The tax increases will not only include ending the social security tax break in place today and additional taxes associated with health care reform, but it will include ending the marginal tax rate reductions enacted during the Bush administration. It’s not just the sheer amount of tax increases that will slow the economy, but the adverse incentive effect of higher marginal tax rates that will penalize work, saving and investment.
It may be politically incorrect to say so out loud, but higher taxes on capital gains and dividends, the latter to the same rate level as earned income, would be particularly destructive. Labor productivity and wages depend on the amount of capital labor has to work with. A higher capital to labor ratio means higher wages and income for labor.

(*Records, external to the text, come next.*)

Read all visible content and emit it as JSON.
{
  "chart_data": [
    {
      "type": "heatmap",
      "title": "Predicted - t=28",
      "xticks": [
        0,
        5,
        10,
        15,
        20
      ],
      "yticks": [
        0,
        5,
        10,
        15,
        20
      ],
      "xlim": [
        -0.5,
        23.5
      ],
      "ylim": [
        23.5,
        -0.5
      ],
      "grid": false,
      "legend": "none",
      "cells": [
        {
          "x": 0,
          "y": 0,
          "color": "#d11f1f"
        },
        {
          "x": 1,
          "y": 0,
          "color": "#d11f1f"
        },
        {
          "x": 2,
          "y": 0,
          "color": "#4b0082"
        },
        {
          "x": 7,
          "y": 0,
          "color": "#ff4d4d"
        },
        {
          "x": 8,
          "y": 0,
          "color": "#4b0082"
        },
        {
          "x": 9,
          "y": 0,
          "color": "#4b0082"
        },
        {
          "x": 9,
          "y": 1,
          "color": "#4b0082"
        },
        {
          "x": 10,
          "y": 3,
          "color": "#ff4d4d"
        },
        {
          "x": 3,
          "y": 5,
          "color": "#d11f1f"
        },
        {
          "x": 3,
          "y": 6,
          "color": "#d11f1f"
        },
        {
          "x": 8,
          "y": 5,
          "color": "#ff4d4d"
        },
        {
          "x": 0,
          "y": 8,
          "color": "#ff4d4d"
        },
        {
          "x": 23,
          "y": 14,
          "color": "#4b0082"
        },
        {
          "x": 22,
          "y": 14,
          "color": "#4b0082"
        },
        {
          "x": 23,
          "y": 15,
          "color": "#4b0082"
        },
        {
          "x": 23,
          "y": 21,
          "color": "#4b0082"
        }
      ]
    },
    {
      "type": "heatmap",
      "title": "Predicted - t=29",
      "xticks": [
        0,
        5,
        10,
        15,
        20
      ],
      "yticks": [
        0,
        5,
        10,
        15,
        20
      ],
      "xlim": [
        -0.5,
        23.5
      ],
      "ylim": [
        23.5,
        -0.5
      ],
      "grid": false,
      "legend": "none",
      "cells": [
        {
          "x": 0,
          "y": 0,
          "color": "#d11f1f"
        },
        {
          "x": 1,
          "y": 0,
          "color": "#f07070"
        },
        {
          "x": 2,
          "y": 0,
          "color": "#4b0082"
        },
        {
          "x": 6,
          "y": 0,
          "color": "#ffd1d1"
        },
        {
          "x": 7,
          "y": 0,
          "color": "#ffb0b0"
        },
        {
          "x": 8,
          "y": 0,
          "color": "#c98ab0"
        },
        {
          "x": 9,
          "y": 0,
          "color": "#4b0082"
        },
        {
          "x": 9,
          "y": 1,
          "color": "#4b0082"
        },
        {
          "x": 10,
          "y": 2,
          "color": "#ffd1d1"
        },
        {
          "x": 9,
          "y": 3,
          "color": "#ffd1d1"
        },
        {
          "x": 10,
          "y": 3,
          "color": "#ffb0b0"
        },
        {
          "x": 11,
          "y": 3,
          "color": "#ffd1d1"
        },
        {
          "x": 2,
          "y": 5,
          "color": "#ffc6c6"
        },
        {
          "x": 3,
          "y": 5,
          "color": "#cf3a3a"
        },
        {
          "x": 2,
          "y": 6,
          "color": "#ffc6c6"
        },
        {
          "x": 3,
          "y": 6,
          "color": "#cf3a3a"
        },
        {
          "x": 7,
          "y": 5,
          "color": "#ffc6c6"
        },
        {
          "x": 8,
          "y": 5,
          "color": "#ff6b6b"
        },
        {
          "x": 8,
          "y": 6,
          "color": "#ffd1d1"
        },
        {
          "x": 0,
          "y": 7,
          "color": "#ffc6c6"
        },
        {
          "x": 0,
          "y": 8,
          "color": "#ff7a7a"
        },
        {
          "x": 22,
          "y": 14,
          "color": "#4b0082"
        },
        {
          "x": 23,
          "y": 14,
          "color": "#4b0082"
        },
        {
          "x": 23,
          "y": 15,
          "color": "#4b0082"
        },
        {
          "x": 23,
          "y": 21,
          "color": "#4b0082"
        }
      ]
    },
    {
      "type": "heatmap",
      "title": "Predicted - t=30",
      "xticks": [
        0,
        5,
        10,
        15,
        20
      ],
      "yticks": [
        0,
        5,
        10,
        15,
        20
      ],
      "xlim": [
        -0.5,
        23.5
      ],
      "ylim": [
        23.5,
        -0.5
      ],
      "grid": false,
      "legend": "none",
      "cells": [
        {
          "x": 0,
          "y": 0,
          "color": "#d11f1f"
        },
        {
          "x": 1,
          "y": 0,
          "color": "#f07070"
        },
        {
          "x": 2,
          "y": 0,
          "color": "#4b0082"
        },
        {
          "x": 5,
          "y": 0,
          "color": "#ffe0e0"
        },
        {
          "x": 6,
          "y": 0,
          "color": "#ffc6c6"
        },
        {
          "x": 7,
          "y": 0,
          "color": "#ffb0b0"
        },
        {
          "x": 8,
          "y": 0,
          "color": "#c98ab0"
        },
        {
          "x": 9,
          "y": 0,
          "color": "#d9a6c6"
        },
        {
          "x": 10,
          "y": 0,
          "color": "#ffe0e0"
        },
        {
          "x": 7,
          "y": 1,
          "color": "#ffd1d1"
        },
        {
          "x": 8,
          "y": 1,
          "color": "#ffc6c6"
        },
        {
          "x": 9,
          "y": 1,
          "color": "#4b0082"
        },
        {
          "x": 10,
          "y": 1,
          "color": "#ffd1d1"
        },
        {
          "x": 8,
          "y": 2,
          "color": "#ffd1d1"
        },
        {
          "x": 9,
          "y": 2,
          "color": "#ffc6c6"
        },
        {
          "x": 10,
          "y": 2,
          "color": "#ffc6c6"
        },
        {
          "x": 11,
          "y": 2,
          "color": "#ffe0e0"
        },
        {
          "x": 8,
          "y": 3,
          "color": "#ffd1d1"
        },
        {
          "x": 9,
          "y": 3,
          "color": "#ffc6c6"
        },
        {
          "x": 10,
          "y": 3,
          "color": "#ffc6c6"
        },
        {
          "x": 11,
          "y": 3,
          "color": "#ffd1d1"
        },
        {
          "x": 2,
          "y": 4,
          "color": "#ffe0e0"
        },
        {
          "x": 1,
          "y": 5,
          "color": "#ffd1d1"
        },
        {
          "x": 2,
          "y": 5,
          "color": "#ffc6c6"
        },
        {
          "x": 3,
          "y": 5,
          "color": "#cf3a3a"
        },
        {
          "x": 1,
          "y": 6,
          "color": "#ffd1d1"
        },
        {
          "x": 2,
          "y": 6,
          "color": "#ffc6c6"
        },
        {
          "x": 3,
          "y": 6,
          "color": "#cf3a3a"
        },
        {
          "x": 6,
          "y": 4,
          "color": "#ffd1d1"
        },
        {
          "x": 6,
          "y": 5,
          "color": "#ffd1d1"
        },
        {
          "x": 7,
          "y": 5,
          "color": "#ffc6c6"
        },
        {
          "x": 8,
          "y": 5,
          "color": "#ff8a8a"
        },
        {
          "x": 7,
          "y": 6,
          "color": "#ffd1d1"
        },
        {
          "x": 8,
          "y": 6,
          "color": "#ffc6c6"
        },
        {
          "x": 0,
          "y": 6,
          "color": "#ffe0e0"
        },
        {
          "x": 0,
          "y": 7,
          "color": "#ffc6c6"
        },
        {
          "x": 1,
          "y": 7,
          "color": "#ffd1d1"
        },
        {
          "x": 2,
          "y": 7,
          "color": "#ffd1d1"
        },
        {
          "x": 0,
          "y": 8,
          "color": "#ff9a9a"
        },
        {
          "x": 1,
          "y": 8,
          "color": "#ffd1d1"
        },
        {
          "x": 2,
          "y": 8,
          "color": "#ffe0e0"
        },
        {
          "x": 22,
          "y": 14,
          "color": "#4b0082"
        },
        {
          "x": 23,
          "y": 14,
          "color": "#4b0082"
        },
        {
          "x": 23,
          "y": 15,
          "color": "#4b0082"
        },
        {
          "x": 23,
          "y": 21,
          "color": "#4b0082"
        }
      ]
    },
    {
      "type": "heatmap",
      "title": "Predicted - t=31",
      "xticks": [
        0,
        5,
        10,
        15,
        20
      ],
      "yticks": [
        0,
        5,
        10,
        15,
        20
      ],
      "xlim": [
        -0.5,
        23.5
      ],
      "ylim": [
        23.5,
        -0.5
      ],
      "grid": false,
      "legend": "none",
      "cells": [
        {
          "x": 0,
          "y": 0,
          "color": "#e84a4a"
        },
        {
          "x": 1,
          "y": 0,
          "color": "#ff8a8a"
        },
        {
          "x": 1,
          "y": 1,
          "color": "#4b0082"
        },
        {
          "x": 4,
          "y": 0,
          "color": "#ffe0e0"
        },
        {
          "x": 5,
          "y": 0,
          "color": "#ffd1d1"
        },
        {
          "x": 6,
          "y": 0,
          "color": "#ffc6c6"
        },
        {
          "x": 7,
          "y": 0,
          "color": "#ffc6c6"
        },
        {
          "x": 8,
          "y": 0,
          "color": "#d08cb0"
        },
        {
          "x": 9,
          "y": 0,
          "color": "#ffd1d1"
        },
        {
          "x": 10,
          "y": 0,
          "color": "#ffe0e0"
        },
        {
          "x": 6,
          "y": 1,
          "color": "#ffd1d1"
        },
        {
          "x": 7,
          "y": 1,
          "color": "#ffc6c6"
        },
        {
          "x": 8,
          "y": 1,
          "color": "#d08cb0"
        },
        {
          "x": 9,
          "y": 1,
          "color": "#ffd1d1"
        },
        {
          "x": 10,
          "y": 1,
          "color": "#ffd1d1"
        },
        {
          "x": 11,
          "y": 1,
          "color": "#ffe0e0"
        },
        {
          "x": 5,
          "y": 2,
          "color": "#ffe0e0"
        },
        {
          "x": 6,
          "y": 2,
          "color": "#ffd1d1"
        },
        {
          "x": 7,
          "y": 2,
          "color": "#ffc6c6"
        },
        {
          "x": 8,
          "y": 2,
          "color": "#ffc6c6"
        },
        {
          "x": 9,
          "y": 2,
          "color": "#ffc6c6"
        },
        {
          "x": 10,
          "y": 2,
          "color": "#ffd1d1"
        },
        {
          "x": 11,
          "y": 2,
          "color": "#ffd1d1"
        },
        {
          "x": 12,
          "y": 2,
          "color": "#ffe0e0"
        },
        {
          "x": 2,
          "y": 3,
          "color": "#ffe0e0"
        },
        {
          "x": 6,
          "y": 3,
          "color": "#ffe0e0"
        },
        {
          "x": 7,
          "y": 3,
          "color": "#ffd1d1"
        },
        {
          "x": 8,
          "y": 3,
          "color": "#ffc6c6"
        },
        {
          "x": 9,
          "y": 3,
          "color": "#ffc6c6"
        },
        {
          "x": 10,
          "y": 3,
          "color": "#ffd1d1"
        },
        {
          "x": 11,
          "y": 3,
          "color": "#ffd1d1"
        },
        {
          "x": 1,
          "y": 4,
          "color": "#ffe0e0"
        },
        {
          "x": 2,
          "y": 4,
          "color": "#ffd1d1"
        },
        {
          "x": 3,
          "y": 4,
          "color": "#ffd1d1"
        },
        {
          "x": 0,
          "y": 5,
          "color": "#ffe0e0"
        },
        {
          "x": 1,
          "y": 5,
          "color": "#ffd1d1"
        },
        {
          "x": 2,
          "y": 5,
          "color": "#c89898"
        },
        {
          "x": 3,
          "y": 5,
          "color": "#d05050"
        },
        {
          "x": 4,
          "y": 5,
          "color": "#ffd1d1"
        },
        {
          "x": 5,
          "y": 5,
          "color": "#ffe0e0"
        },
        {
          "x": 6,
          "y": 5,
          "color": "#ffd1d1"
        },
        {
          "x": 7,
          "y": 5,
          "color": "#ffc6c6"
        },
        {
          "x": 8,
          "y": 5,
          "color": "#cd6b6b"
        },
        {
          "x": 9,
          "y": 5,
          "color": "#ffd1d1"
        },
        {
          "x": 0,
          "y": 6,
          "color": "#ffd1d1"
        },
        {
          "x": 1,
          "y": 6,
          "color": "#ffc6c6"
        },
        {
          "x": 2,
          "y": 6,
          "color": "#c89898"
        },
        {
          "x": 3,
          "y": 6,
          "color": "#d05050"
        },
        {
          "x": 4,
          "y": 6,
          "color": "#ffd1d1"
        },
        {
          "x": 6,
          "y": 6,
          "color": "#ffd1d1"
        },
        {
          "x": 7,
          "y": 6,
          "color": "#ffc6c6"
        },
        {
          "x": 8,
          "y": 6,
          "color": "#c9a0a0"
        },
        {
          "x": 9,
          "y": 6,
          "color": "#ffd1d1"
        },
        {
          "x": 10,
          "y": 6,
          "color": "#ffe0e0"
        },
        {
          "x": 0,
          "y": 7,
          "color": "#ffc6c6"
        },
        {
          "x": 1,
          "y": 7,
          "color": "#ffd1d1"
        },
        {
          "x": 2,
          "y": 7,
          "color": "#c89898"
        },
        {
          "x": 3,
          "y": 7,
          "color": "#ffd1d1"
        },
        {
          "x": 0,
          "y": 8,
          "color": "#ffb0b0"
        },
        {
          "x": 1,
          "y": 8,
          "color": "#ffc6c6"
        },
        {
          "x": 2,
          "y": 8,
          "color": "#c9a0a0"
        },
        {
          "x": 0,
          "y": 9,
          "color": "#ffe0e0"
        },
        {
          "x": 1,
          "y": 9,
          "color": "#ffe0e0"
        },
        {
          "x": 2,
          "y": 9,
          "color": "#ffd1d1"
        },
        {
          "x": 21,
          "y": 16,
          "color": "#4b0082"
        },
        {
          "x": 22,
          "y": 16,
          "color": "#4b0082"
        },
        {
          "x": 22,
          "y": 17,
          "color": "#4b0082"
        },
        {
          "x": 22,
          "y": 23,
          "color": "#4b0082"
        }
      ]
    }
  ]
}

Economists generally agree with this, but it is too counter intuitive for most politicians to touch. Instead, they are likely to fall back on the “fairness” argument—that corporations and those who earn dividends and capital gains should “pay their fair share.” This ignores, of course, the fact that taxes on dividends and capital gains are taxes on income that has already been taxed at the corporate level.
Some supply siders argue that higher taxes on any form of income is self defeating since it slows economic activity sufficiently to reduce the tax take to the government. My hunch is that at current tax levels, a higher tax on earned income, and perhaps dividends would increase the tax take but by much less than the percentage increase in the tax rates. That’s probably not true of a hike in the capital gains tax. Higher tax rates on capital gains would likely reduce the total tax collected since capital gains recipients have some control over if and when to realize the gain.
If the government really wanted to generate more tax revenue, the lowest hanging fruit is probably the corporate income tax, which, at 35 percent, is the highest in the world. A substantially lower corporate tax rate would reduce the incentive for American corporations to locate operations abroad and increase the incentive for them to bring their earnings back home.
Whether tax rate increases are totally self-defeating or only partially so, their cost in reduced economic activity is high relative to tax revenue gained. A much more productive way to tackle the budget deficit and debt problem would be to restrain the growth in government spending over time, especially by bending down the cost curves in entitlement programs. Putting sensible programs in place now that would restrain spending growth over time is much better than the cold-turkey approach at year end.